Esmé Home

The Esmé Home does foster-to-adopt for infants who have been abandoned, neglected, abused and/or are at risk of human trafficking. It is also a catalyst to empower the local church to take the initiative to become the solution.

 
 

The Story of Possum Trot is the vision of the Esmé Home.

According to the National center for Juvenile Justice, Its estimated that 60% of child sex trafficking victims in the USA have histories in the child welfare system. Youth without stable families are particularly vulnerable to being exploited by traffickers. Traffickers are targeting and recruiting youth directly from foster care, group homes, and residential placements. The Esmé Home is combating this by being a guarantied safe place for foster children. But the vision is not for just the one Esmé Home.
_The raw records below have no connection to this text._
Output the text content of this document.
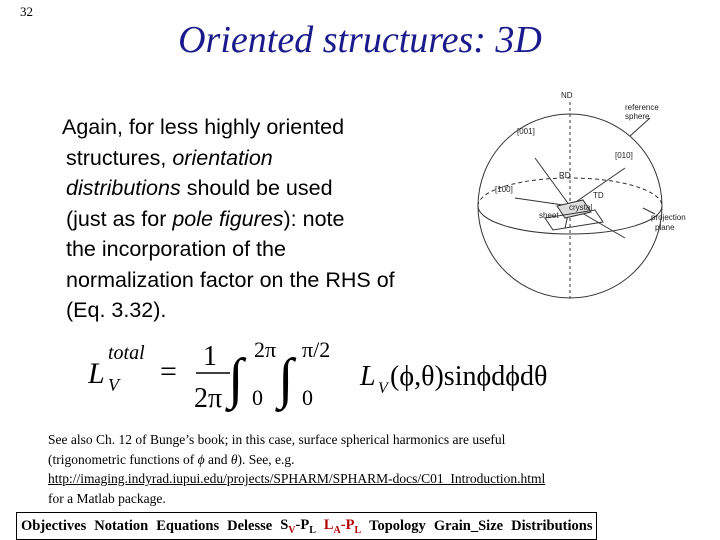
32
Oriented structures: 3D
Again, for less highly oriented
structures, orientation
distributions should be used
(just as for pole figures): note
the incorporation of the
normalization factor on the RHS of
(Eq. 3.32).
ND
reference
sphere
[001]
[010]
[100]
RD
TD
crystal
sheet	projection
plane
L
total
V = 1
2π ∫ 2π
0 ∫ π/2
0
L V (ϕ,θ)sinϕdϕdθ
See also Ch. 12 of Bunge’s book; in this case, surface spherical harmonics are useful
(trigonometric functions of ϕ and θ). See, e.g.
http://imaging.indyrad.iupui.edu/projects/SPHARM/SPHARM-docs/C01_Introduction.html
for a Matlab package.
Objectives Notation Equations Delesse $S_V-P_L$ $L_A-P_L$ Topology Grain_Size Distributions
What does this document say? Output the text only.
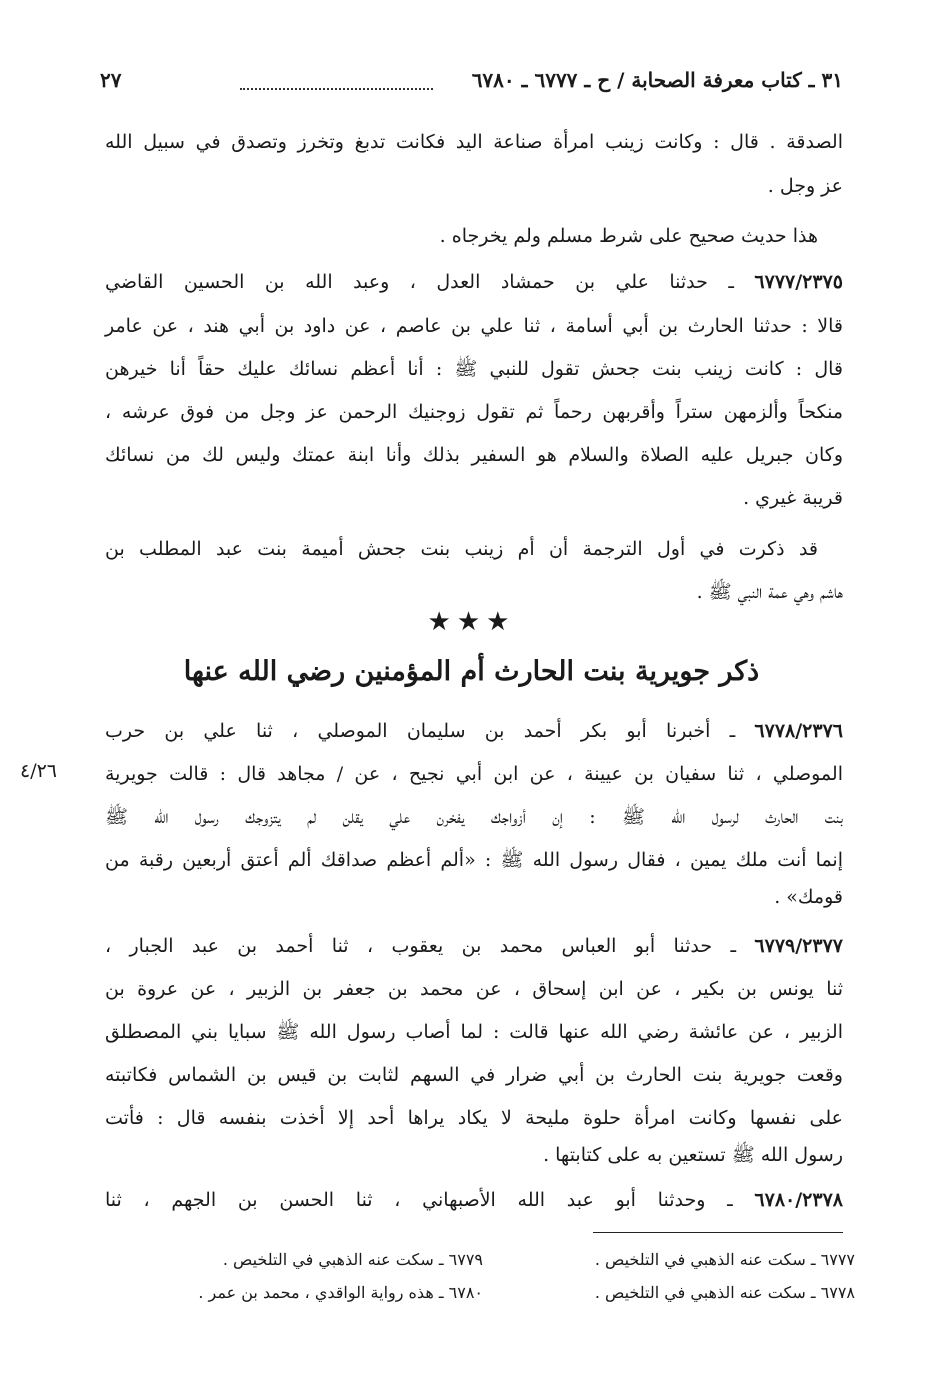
٣١ ـ كتاب معرفة الصحابة / ح ـ ٦٧٧٧ ـ ٦٧٨٠
٢٧
الصدقة . قال : وكانت زينب امرأة صناعة اليد فكانت تدبغ وتخرز وتصدق في سبيل الله
عز وجل .
هذا حديث صحيح على شرط مسلم ولم يخرجاه .
٦٧٧٧/٢٣٧٥ ـ حدثنا علي بن حمشاد العدل ، وعبد الله بن الحسين القاضي
قالا : حدثنا الحارث بن أبي أسامة ، ثنا علي بن عاصم ، عن داود بن أبي هند ، عن عامر
قال : كانت زينب بنت جحش تقول للنبي ﷺ : أنا أعظم نسائك عليك حقاً أنا خيرهن
منكحاً وألزمهن ستراً وأقربهن رحماً ثم تقول زوجنيك الرحمن عز وجل من فوق عرشه ،
وكان جبريل عليه الصلاة والسلام هو السفير بذلك وأنا ابنة عمتك وليس لك من نسائك
قريبة غيري .
قد ذكرت في أول الترجمة أن أم زينب بنت جحش أميمة بنت عبد المطلب بن
هاشم وهي عمة النبي ﷺ .
★★★
ذكر جويرية بنت الحارث أم المؤمنين رضي الله عنها
٦٧٧٨/٢٣٧٦ ـ أخبرنا أبو بكر أحمد بن سليمان الموصلي ، ثنا علي بن حرب
الموصلي ، ثنا سفيان بن عيينة ، عن ابن أبي نجيح ، عن / مجاهد قال : قالت جويرية
٤/٢٦
بنت الحارث لرسول الله ﷺ : إن أزواجك يفخرن علي يقلن لم يتزوجك رسول الله ﷺ
إنما أنت ملك يمين ، فقال رسول الله ﷺ : «ألم أعظم صداقك ألم أعتق أربعين رقبة من
قومك» .
٦٧٧٩/٢٣٧٧ ـ حدثنا أبو العباس محمد بن يعقوب ، ثنا أحمد بن عبد الجبار ،
ثنا يونس بن بكير ، عن ابن إسحاق ، عن محمد بن جعفر بن الزبير ، عن عروة بن
الزبير ، عن عائشة رضي الله عنها قالت : لما أصاب رسول الله ﷺ سبايا بني المصطلق
وقعت جويرية بنت الحارث بن أبي ضرار في السهم لثابت بن قيس بن الشماس فكاتبته
على نفسها وكانت امرأة حلوة مليحة لا يكاد يراها أحد إلا أخذت بنفسه قال : فأتت
رسول الله ﷺ تستعين به على كتابتها .
٦٧٨٠/٢٣٧٨ ـ وحدثنا أبو عبد الله الأصبهاني ، ثنا الحسن بن الجهم ، ثنا
٦٧٧٧ ـ سكت عنه الذهبي في التلخيص .
٦٧٧٨ ـ سكت عنه الذهبي في التلخيص .
٦٧٧٩ ـ سكت عنه الذهبي في التلخيص .
٦٧٨٠ ـ هذه رواية الواقدي ، محمد بن عمر .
The Esmé Home vision is that the children in foster care - and those who are waiting to be adopted - shouldn’t be shuffled from home to home, facing multiple placements. Rather, an active and loving church can come around one or more foster-to-adopt families in the congregation and empower them to become great foster families. This allows parents to be there for those kids who can go back to birth families, or become forever families to children who can’t. The Esmé Home multiplies in the local church. There are nearly 600,000 kids in foster care right now. There are about 300,000 churches in America. If these churches catch the vision, the foster care crisis can be solved!
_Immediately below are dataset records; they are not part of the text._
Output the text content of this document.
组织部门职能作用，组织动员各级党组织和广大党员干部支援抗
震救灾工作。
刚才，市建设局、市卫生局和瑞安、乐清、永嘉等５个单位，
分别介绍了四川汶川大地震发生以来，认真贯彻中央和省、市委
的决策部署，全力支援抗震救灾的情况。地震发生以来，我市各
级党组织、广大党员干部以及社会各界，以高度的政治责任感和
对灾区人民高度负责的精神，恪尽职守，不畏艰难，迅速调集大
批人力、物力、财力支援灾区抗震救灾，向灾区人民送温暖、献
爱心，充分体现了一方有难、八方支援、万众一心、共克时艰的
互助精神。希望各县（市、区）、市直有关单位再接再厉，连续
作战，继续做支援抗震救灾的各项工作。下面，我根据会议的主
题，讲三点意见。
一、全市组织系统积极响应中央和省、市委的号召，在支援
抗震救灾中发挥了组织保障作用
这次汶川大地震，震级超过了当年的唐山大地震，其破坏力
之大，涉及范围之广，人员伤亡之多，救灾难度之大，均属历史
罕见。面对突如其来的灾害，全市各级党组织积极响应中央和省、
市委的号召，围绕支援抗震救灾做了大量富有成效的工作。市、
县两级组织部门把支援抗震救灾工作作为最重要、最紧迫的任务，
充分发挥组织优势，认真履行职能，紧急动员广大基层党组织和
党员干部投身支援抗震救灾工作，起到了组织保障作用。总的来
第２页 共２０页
Not everyone needs to foster or adopt! There are many ways to help. These include:

  • offering to be in the nursery or kids programs at church so that when families with foster and adoptive children come to church, they know they are welcome.
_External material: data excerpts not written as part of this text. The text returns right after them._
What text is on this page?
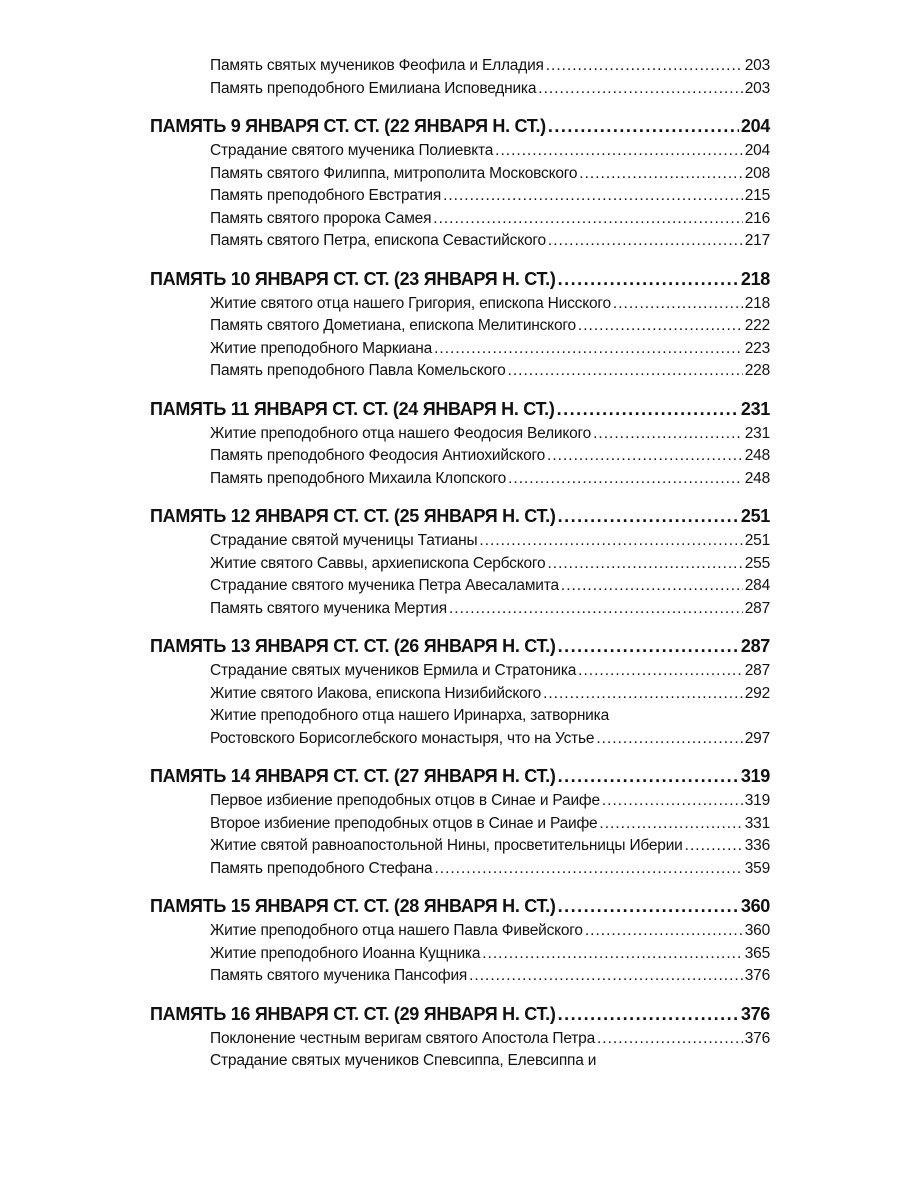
Память святых мучеников Феофила и Елладия .....	203
Память преподобного Емилиана Исповедника .....	203
ПАМЯТЬ 9 ЯНВАРЯ СТ. СТ. (22 ЯНВАРЯ Н. СТ.) .....	204
Страдание святого мученика Полиевкта .....	204
Память святого Филиппа, митрополита Московского .....	208
Память преподобного Евстратия .....	215
Память святого пророка Самея .....	216
Память святого Петра, епископа Севастийского .....	217
ПАМЯТЬ 10 ЯНВАРЯ СТ. СТ. (23 ЯНВАРЯ Н. СТ.) .....	218
Житие святого отца нашего Григория, епископа Нисского .....	218
Память святого Дометиана, епископа Мелитинского .....	222
Житие преподобного Маркиана .....	223
Память преподобного Павла Комельского .....	228
ПАМЯТЬ 11 ЯНВАРЯ СТ. СТ. (24 ЯНВАРЯ Н. СТ.) .....	231
Житие преподобного отца нашего Феодосия Великого .....	231
Память преподобного Феодосия Антиохийского .....	248
Память преподобного Михаила Клопского .....	248
ПАМЯТЬ 12 ЯНВАРЯ СТ. СТ. (25 ЯНВАРЯ Н. СТ.) .....	251
Страдание святой мученицы Татианы .....	251
Житие святого Саввы, архиепископа Сербского .....	255
Страдание святого мученика Петра Авесаламита .....	284
Память святого мученика Мертия .....	287
ПАМЯТЬ 13 ЯНВАРЯ СТ. СТ. (26 ЯНВАРЯ Н. СТ.) .....	287
Страдание святых мучеников Ермила и Стратоника .....	287
Житие святого Иакова, епископа Низибийского .....	292
Житие преподобного отца нашего Иринарха, затворника
Ростовского Борисоглебского монастыря, что на Устье .....	297
ПАМЯТЬ 14 ЯНВАРЯ СТ. СТ. (27 ЯНВАРЯ Н. СТ.) .....	319
Первое избиение преподобных отцов в Синае и Раифе .....	319
Второе избиение преподобных отцов в Синае и Раифе .....	331
Житие святой равноапостольной Нины, просветительницы Иберии .....	336
Память преподобного Стефана .....	359
ПАМЯТЬ 15 ЯНВАРЯ СТ. СТ. (28 ЯНВАРЯ Н. СТ.) .....	360
Житие преподобного отца нашего Павла Фивейского .....	360
Житие преподобного Иоанна Кущника .....	365
Память святого мученика Пансофия .....	376
ПАМЯТЬ 16 ЯНВАРЯ СТ. СТ. (29 ЯНВАРЯ Н. СТ.) .....	376
Поклонение честным веригам святого Апостола Петра .....	376
Страдание святых мучеников Спевсиппа, Елевсиппа и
  • offering to help a foster or adoptive family with things like baby-sitting, cleaning, servicing a vehicle, household maintenance, date night, lawn care, music lessons, or throwing a ball in the back yard!

  • being teachable, and willing to learn how to handle the kid’s trauma in a way that will bring healing.

  • volunteering time so that foster parents can take the required monthly classes to keep up-to-date, and drive kids to doctor’s appointments, and find time to do the extensive paperwork to file documents to keep records accurate.

  • donating things like diapers, wipes, and gas cards … or asking what the greatest current need is.

  • foster families like and including the Esmé Home walk by faith. These bring on the best testimonies! One foster family in our circle of contacts was just given a home! Another was handed a turkey. Another received a vehicle because they had outgrown the one they had. The Lord knows just what is needed and He uses His Body to achieve His goals!

The MAIN POINT is that IF EVERY CHURCH equipped it’s families to foster kids well, and adopt those who couldn’t go home, we would end the foster and adoption crisis in this nation. It currently IS A CRISIS because, roughly 40% of foster children have trafficking allegations which are recorded in the child welfare administrative data. MOST OF THESE HUMAN TRAFFICKING EXPERIENCES WERE PRIOR TO THE AGE OF 18. Most of these WERE SEX TRAFFICKING. 79% of cases indicated that the trafficking occurred during a child welfare placement. Roughly 34% of youth who ran away (either from home in the first place - or from foster care) or were kicked out of home had their first sex trafficking experience at that point. (Office of Administration for Children & Families) Thank you for being willing to step into the gap and partner to end childhood trafficking, trauma and suffering!